Leomom stood at the edge of a cliff in the Andes
and looked as her backpack was falling into the precipice.
All her belongings were there, and they bounced off subsequent rock shelves faster and faster, becoming smaller and smaller and more and more lost. However, there was something that seemed to worry her even more than the lack of any kind of equipment in such extreme conditions. Something was wrong. And it wasn’t about the backpack
She woke up. The room was dark and quiet. She thought for a moment, and then the horrifying fact finally sank in: she couldn’t hear the ventilator whistling. It’s off! She looked at the pulse oxymeter. It wasn’t working!!!! She looked at the crib: Leo was lying completely still on his back. She screamed and ran to turn the pulse oxymeter on. Leodad woke up.

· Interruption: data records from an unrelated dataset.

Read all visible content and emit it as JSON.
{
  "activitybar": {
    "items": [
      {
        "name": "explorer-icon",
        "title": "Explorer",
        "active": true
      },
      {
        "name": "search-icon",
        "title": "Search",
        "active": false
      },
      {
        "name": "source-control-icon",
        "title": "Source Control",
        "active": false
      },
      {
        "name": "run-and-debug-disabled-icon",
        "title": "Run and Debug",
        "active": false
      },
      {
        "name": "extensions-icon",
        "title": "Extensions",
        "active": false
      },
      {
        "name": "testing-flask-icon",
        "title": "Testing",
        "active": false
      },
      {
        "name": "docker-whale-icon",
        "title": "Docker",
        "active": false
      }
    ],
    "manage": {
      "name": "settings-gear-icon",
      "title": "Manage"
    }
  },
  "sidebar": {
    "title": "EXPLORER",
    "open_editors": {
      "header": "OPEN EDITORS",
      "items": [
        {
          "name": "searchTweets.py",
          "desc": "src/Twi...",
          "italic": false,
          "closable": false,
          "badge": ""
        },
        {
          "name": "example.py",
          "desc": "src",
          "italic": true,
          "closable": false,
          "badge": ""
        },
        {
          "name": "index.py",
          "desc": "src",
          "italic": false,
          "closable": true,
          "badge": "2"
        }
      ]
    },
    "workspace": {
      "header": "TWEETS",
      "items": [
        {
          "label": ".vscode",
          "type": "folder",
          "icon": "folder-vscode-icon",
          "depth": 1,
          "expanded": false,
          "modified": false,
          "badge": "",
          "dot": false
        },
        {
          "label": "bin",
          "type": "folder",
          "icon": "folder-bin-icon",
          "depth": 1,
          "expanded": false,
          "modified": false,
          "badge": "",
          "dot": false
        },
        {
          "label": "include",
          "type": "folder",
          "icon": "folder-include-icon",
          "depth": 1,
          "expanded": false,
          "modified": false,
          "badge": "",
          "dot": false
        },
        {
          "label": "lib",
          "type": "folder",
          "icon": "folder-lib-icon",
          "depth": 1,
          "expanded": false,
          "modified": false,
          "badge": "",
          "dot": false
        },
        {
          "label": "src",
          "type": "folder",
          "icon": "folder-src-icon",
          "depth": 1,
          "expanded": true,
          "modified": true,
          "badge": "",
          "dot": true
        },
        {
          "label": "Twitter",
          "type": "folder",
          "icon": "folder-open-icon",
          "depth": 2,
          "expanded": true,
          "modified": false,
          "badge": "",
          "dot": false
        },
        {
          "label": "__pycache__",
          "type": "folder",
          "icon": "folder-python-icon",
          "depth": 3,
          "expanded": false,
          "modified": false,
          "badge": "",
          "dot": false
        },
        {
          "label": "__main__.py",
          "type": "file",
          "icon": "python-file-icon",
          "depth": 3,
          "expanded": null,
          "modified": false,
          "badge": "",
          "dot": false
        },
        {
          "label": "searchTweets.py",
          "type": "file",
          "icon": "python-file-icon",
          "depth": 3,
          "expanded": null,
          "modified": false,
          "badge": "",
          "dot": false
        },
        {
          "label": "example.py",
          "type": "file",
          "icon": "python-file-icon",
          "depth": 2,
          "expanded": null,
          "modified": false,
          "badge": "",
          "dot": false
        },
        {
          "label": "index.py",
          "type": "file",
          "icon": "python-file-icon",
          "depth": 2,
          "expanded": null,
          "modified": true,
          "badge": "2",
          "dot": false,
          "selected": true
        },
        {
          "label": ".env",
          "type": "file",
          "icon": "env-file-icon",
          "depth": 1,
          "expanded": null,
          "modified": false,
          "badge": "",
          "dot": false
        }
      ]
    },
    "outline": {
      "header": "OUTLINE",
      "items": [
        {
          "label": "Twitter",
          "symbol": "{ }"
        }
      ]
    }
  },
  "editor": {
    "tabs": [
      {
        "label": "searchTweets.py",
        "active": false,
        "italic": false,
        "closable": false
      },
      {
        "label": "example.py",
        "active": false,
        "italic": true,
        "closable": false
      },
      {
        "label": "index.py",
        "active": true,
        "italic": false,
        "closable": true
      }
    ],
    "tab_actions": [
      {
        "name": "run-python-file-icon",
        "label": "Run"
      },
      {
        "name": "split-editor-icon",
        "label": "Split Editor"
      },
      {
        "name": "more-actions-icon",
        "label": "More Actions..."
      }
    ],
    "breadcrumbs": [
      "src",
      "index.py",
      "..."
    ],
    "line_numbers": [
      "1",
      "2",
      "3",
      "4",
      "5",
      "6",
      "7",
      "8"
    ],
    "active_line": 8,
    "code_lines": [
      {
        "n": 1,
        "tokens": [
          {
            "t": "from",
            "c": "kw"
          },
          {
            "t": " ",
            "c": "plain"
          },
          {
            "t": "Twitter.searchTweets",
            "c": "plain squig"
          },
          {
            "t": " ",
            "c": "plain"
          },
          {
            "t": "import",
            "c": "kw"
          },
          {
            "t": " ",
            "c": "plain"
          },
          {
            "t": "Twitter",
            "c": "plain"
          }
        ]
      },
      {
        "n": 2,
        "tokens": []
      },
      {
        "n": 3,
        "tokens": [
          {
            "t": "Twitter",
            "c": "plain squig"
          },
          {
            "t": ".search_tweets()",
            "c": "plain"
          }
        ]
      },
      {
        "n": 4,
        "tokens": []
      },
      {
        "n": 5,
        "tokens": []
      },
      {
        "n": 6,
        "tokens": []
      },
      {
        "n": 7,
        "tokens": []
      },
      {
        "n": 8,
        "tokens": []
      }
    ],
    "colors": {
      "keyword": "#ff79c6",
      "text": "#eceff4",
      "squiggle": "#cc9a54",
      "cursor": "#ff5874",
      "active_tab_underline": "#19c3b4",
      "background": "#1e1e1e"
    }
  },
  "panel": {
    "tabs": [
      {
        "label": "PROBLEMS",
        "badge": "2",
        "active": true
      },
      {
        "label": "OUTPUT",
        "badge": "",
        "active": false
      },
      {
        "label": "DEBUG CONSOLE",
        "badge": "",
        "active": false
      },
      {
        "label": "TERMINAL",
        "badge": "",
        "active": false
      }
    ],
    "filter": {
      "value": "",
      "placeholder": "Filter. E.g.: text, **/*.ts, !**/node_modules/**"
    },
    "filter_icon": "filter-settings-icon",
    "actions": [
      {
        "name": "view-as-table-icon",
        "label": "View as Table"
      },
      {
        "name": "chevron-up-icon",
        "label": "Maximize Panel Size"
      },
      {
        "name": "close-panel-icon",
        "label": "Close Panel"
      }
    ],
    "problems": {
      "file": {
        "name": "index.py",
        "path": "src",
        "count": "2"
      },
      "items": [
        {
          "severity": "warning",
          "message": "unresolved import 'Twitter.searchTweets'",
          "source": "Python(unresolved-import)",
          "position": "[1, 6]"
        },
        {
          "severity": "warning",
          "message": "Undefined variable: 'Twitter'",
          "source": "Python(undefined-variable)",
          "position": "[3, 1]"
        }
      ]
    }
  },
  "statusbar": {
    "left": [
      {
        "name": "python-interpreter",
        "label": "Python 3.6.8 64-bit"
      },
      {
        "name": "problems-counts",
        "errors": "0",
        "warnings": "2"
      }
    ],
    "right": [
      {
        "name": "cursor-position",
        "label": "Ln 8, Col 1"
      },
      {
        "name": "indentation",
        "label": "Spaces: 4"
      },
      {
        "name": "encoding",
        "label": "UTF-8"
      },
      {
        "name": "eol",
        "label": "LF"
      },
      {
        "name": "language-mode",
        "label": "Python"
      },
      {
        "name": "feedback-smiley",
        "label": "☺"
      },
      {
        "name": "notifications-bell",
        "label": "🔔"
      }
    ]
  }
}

– Turn on the light! – He shouted. She rushed toward the switch. She was afraid to press it. She pressed. After a moment, the pulse oxymeter displayed the saturation number – 90.
Leo was sleeping on his back, disconnected from the ventilator, with rosy cheeks.
The failure must have happened a few, maybe tens of seconds earlier.
But what had happened? Why did both machines stop working? Could it be that Leo had reached to the ventilator himself and turned it off? Who turned off the pulse oxymeter? Leo wouldn’t have reached it. Did one of Leoparents did it in their sleep? And the worst question of all: What if Leomom had woken up 5, 10, 15, 20 minutes later?